Dès le premier numéro, Scott Snyder s’amuse à lancer plusieurs clins d’œil aux lecteurs de DC Comics. Absolute Batman #1 aligne les surprises et brouille volontairement les attentes. Personne n’aurait pu anticiper la manière dont des figures aussi iconiques que Double-Face, le Pingouin, le Sphynx ou Killer Croc seraient revisitées dans cet univers. Pourtant, le choc fonctionne immédiatement.
Ici, Harvey Dent, Oswald Cobblepot (surnommé « Ozzie »), Edward Nygma et Waylon ‘Croc’ Jones ne terrorisent pas Gotham. Ils sont les amis d’enfance de Bruce. Mieux encore, ils deviennent ses alliés dans sa croisade contre le crime, aux côtés de Selina Kyle, toujours Catwoman, et engagée dans une relation avec Bruce. Cependant, tout n’est pas idyllique. Harvey Dent subit bien une transformation à deux visages lorsque Bane lui fend le crâne en deux. Et la mutation de Waylon Jones en Killer Croc résulte des expériences de l’Arche M, l’organisation pour laquelle travaille Bane. Ainsi, même quand Absolute Batman réécrit les origines, la tragédie finit toujours par rattraper ses personnages.
7. La cheffe des Red Hood enfin dévoilé

La gamme Absolute adore bousculer les repères. Elle prend des figures classiques de DC Comics et les tord jusqu’à les rendre méconnaissables. La plupart du temps, on reconnaît à peine les personnages d’origine. Absolute Batman #13 en offre un exemple limpide, presque provocateur. Ici, les codes volent en éclats, et le lecteur comprend vite qu’il n’est plus en terrain connu.

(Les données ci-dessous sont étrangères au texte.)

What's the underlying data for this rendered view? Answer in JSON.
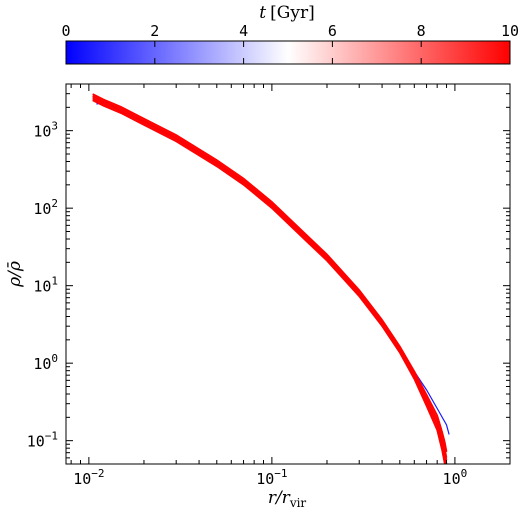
{
  "chart_data": {
    "type": "line",
    "title": "",
    "xlabel": "r/r_vir",
    "ylabel": "ρ/ρ̄",
    "xscale": "log",
    "yscale": "log",
    "xlim": [
      0.0075,
      2.0
    ],
    "ylim": [
      0.05,
      4000
    ],
    "xticks": [
      {
        "value": 0.01,
        "base": "10",
        "exp": "−2"
      },
      {
        "value": 0.1,
        "base": "10",
        "exp": "−1"
      },
      {
        "value": 1,
        "base": "10",
        "exp": "0"
      }
    ],
    "yticks": [
      {
        "value": 0.1,
        "base": "10",
        "exp": "−1"
      },
      {
        "value": 1,
        "base": "10",
        "exp": "0"
      },
      {
        "value": 10,
        "base": "10",
        "exp": "1"
      },
      {
        "value": 100,
        "base": "10",
        "exp": "2"
      },
      {
        "value": 1000,
        "base": "10",
        "exp": "3"
      }
    ],
    "grid": false,
    "colorbar": {
      "label_var": "t",
      "label_unit": "[Gyr]",
      "cmap": "bwr",
      "colors": [
        "#0000ff",
        "#ffffff",
        "#ff0000"
      ],
      "range": [
        0,
        10
      ],
      "ticks": [
        "0",
        "2",
        "4",
        "6",
        "8",
        "10"
      ],
      "position": "top"
    },
    "series": [
      {
        "t": 0.5,
        "color": "#1a1aff",
        "x": [
          0.011,
          0.0125,
          0.015,
          0.02,
          0.03,
          0.05,
          0.07,
          0.1,
          0.15,
          0.2,
          0.3,
          0.4,
          0.5,
          0.6,
          0.7,
          0.8,
          0.9,
          0.93
        ],
        "y": [
          2200,
          2350,
          1750,
          1320,
          790,
          380,
          215,
          112,
          46,
          24.5,
          8.6,
          3.4,
          1.55,
          0.78,
          0.45,
          0.26,
          0.16,
          0.12
        ]
      },
      {
        "t": 9.5,
        "color": "#ff0000",
        "x": [
          0.0105,
          0.012,
          0.015,
          0.02,
          0.03,
          0.05,
          0.07,
          0.1,
          0.15,
          0.2,
          0.3,
          0.4,
          0.5,
          0.6,
          0.7,
          0.8,
          0.85,
          0.88,
          0.9
        ],
        "y": [
          2700,
          2300,
          1850,
          1300,
          800,
          380,
          220,
          110,
          44,
          23,
          8.0,
          3.3,
          1.5,
          0.7,
          0.33,
          0.17,
          0.1,
          0.07,
          0.05
        ]
      }
    ]
  }
}
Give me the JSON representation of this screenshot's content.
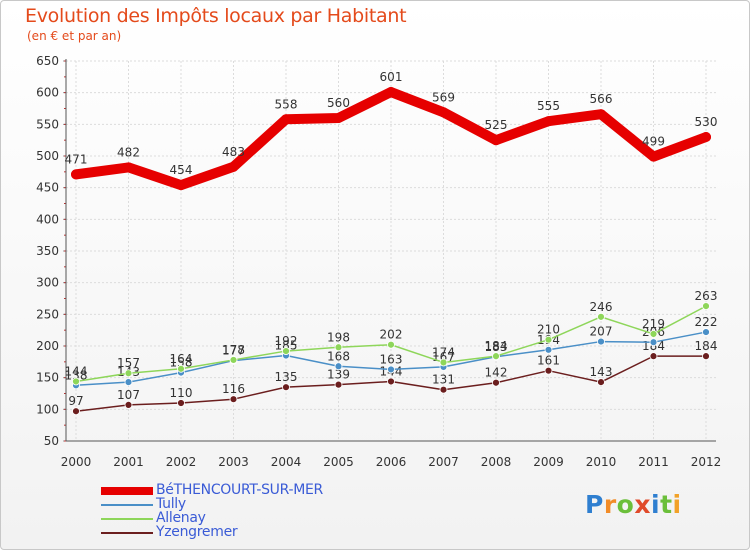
{
  "chart_data": {
    "type": "line",
    "title": "Evolution des Impôts locaux par Habitant",
    "subtitle": "(en € et par an)",
    "xlabel": "",
    "ylabel": "",
    "ylim": [
      50,
      650
    ],
    "y_ticks": [
      50,
      100,
      150,
      200,
      250,
      300,
      350,
      400,
      450,
      500,
      550,
      600,
      650
    ],
    "categories": [
      "2000",
      "2001",
      "2002",
      "2003",
      "2004",
      "2005",
      "2006",
      "2007",
      "2008",
      "2009",
      "2010",
      "2011",
      "2012"
    ],
    "grid": true,
    "legend_position": "bottom-left",
    "series": [
      {
        "name": "BéTHENCOURT-SUR-MER",
        "color": "#e60000",
        "values": [
          471,
          482,
          454,
          483,
          558,
          560,
          601,
          569,
          525,
          555,
          566,
          499,
          530
        ],
        "labels": [
          "471",
          "482",
          "454",
          "483",
          "558",
          "560",
          "601",
          "569",
          "525",
          "555",
          "566",
          "499",
          "530"
        ]
      },
      {
        "name": "Tully",
        "color": "#4a8fc7",
        "values": [
          138,
          143,
          158,
          177,
          185,
          168,
          163,
          167,
          183,
          194,
          207,
          206,
          222
        ],
        "labels": [
          "138",
          "143",
          "158",
          "177",
          "185",
          "168",
          "163",
          "167",
          "183",
          "194",
          "207",
          "206",
          "222"
        ]
      },
      {
        "name": "Allenay",
        "color": "#8ed65a",
        "values": [
          144,
          157,
          164,
          178,
          192,
          198,
          202,
          174,
          184,
          210,
          246,
          219,
          263
        ],
        "labels": [
          "144",
          "157",
          "164",
          "178",
          "192",
          "198",
          "202",
          "174",
          "184",
          "210",
          "246",
          "219",
          "263"
        ]
      },
      {
        "name": "Yzengremer",
        "color": "#6b1e1e",
        "values": [
          97,
          107,
          110,
          116,
          135,
          139,
          144,
          131,
          142,
          161,
          143,
          184,
          184
        ],
        "labels": [
          "97",
          "107",
          "110",
          "116",
          "135",
          "139",
          "144",
          "131",
          "142",
          "161",
          "143",
          "184",
          "184"
        ]
      }
    ]
  },
  "branding": {
    "logo_letters": [
      "P",
      "r",
      "o",
      "x",
      "i",
      "t",
      "i"
    ],
    "logo_colors": [
      "#2f7fd0",
      "#f28c28",
      "#6bbf3a",
      "#e04a2a",
      "#2f7fd0",
      "#6bbf3a",
      "#f2a228"
    ]
  }
}
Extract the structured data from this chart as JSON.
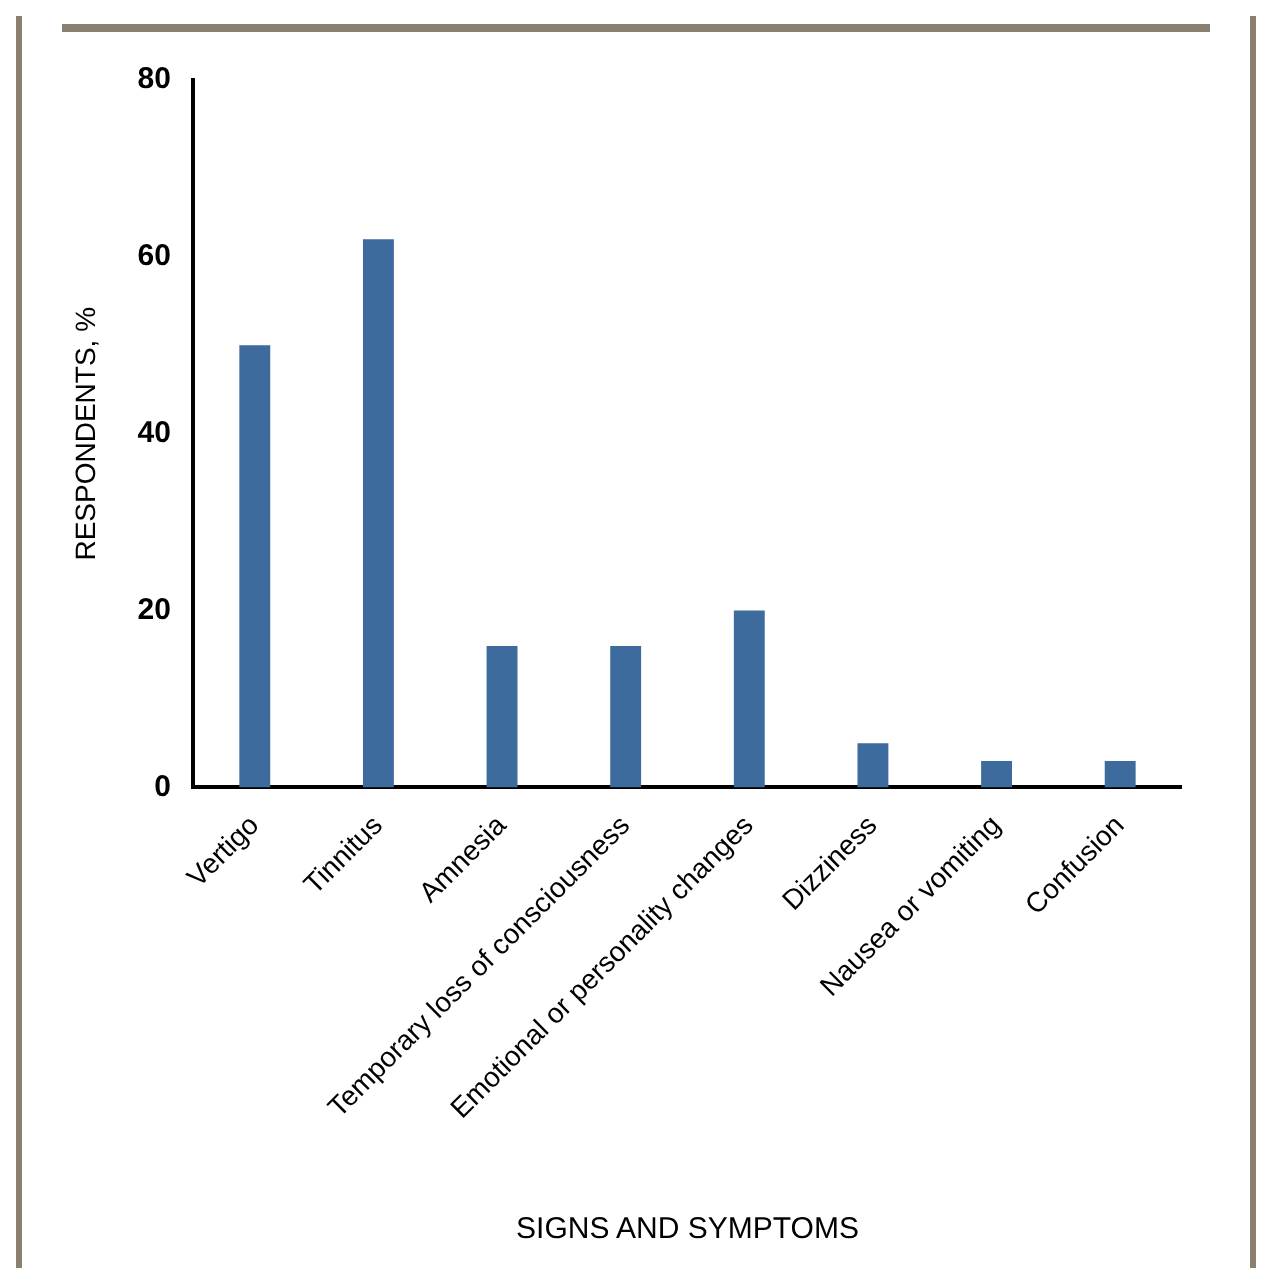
{
  "chart_data": {
    "type": "bar",
    "xlabel": "SIGNS AND SYMPTOMS",
    "ylabel": "RESPONDENTS, %",
    "categories": [
      "Vertigo",
      "Tinnitus",
      "Amnesia",
      "Temporary loss of consciousness",
      "Emotional or personality changes",
      "Dizziness",
      "Nausea or vomiting",
      "Confusion"
    ],
    "values": [
      50,
      62,
      16,
      16,
      20,
      5,
      3,
      3
    ],
    "color": "#3e6b9e",
    "ylim": [
      0,
      80
    ],
    "yticks": [
      0,
      20,
      40,
      60,
      80
    ],
    "grid": false,
    "legend": false
  }
}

À la recherche de renforts pour affronter Bane, Batman tente donc de négocier une alliance avec un gang local nommé les « Red Hood ». Le clin d’œil à l’Âge d’Or est évident, presque rassurant. Cependant, Scott Snyder pousse l’idée plus loin et abat deux cartes d’un coup. Le chef du gang se révèle être Harley Quinn, dans une version Absolute méconnaissable. Look punk radical, attitude brute, mais quelques traces de clown subsistent, comme un souvenir toxique. En réalité, cette révélation résume toute la philosophie de la série : recycler l’héritage, puis le dynamiter sans prévenir.
6. Les débuts de l’Absolute Batmobile

Avec ses 2 mètres et ses quelque 190 kilos, Absolute Batman s’impose comme la version la plus massive du Chevalier Noir jamais vue chez DC Comics. Ce colosse ne pouvait décemment pas se contenter d’un véhicule discret. Il lui fallait une Batmobile à sa mesure. Logique implacable, presque évidente, tant cette incarnation pousse chaque curseur vers l’excès assumé.
La révélation survient à la fin d’Absolute Batman #2. Le mastodonte apparaît enfin, et le mot est faible. On parle ici d’un véritable bloc d’acier sur roues, au point que Alfred Pennyworth ne réalise même pas qu’il se trouve déjà à l’intérieur lorsque Bruce accélère. La scène reste d’une simplicité désarmante. Pourtant, elle devient essentielle. Elle résume à elle seule l’ambition de cette réécriture de Batman. Tout est plus grand, plus lourd, plus radical. Et surtout, rien n’est fait à moitié.